アンコールを求めるオーディエンスは、スマートフォンのライトを点灯し、手拍子と共に会場を輝かせる。今か今かと待ち侘びていると、SUGIZOも自身のスマートフォンのライトを照らしながら登場した。会場の輝くライトを見渡したRYUICHIは「めちゃくちゃ綺麗。星空に僕たち5人が浮かんでいるみたい」と話すと、「世界中で頑張っているエッセンシャルワーカーの方たちなどがいるから、こうしてライブが出来ているんだと思います。」と続け、感謝の気持ちを述べる。コロナ禍においてまだ出口が見えない現状に不安が募るだろうみんなに寄り添いたいというメンバーの想いから作られた“Make a vow”をアンコールで披露した。RYUICHIもアコースティックギターを弾きながら歌い、SUGIZOもRYUICHIの元へ行き、背中合わせになりながらギターを弾くと、オーディエンスは手元のライトを左右に振りながら盛り上がる。続いてメンバー紹介に入ると、紹介された真矢は華麗なドラム捌きを魅せ「こんな中みんな集まってくれてありがとう。本番中に何度も泣きそうになった。2年間平穏じゃなかったけど、みんなの笑顔を見たり、RYUICHIが全身全霊で表現してくれたから……」と涙を流す場面もあり、「この5人と全国のみんな、来てくれたみんな、来れなかったみんな、愛してます!ありがとう!」と大きな感謝を伝えた後、どうしても真矢から謝罪がしたい事があると続き「昨日のアンコール中、ずっとズボンのチャックが開いていました!」と最後は笑いに変えた。

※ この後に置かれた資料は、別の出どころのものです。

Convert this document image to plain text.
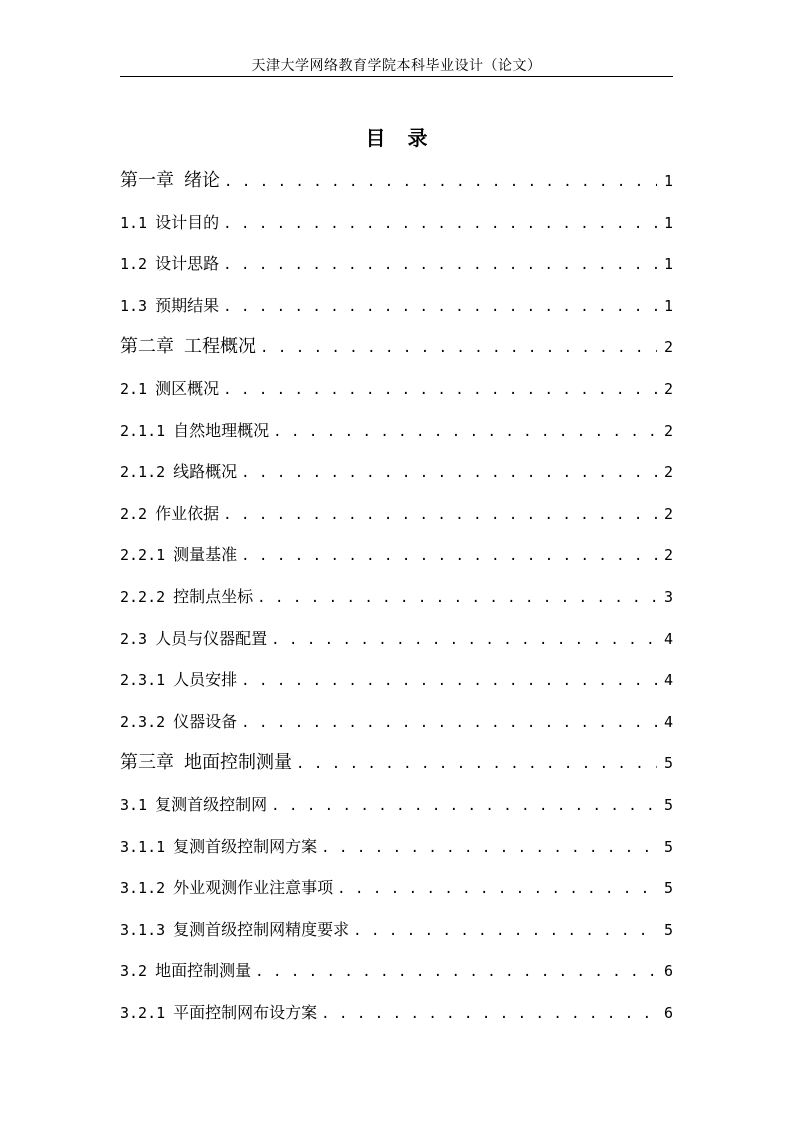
天津大学网络教育学院本科毕业设计（论文）
目录
第一章 绪论 . . .	1
1.1 设计目的 . . .	1
1.2 设计思路 . . .	1
1.3 预期结果 . . .	1
第二章 工程概况 . . .	2
2.1 测区概况 . . .	2
2.1.1 自然地理概况 . . .	2
2.1.2 线路概况 . . .	2
2.2 作业依据 . . .	2
2.2.1 测量基准 . . .	2
2.2.2 控制点坐标 . . .	3
2.3 人员与仪器配置 . . .	4
2.3.1 人员安排 . . .	4
2.3.2 仪器设备 . . .	4
第三章 地面控制测量 . . .	5
3.1 复测首级控制网 . . .	5
3.1.1 复测首级控制网方案 . . .	5
3.1.2 外业观测作业注意事项 . . .	5
3.1.3 复测首级控制网精度要求 . . .	5
3.2 地面控制测量 . . .	6
3.2.1 平面控制网布设方案 . . .	6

続いてJが紹介されると「RYUICHIが完全になるまで充電期間に入りますけど、全力で行こうと思う。この2年間で加速していく為にいろいろと気づけた。俺たち強くなったんじゃないかな!」と、コロナ禍で続けてきたツアーで再確認した気持ちを話し、INORANは「みんないいこと言うから、殆ど言われちゃった。(笑)」と笑いも交えつつ「この2年間、地球上全ての人たちが同じ歩幅で学ぶことが出来たと思う。このツアーが終わったらちょっと(充電に)行ってくるから!ここまでついて来てくれてありがとう!」と感謝を述べた。SUGIZOは「この一瞬一瞬が奇跡って事だよね。2年間模索しながらライブを続けてきて、今まで僕たちのライブでは感染者やクラスターは1人も出ていません。命ある限りLUNA SEAを続けていきます。今この一瞬一瞬を生きていきましょう!心から愛してるぞ!」とファンへの愛を語り、RYUICHIは「この景色を見るために、見続ける為にLUNA SEAを続けていく。本気になれること、人生を掛けられることがLUNA SEAだということ。いろいろ心配かけたと思います。この後、声帯のオペをしますが、必ず帰ってきます!最後まで盛り上がっていきましょう!」と早期復帰の約束をオーディエンスに誓い“WISH”へ。SUGIZO、INORAN、Jはステージを走りながら左右に行き来してオーディエンスに笑顔を見せ、RYUICHIが手を大きく左右に振ると、オーディエンスもそれに応える。「グランドファイナル、ラストのナンバーをお届けします。俺たち5人から思いを込めて」とRYUICHI。SUGIZOはギターからバイオリンに持ち替えラストナンバー“so tender…”を披露。オレンジとイエローのライトとスモークが相まって幻想的なステージへと変化する。RYUICHIが最後まで振り絞るように歌う力強い歌声に惜しみない拍手が送られる。ラストはステージ中央にメンバー全員が並び、「最後みんなひとつに」と会場全体で両手を上げRYUICHIの合図で一斉にジャンプした。メンバーそれぞれステージの端から端まで歩きながらオーディエンスに手を振り感謝を伝え、メンバー同士もすれ違い際にハイタッチやハグで称え合い、感謝を伝え合い、本公演は終了した。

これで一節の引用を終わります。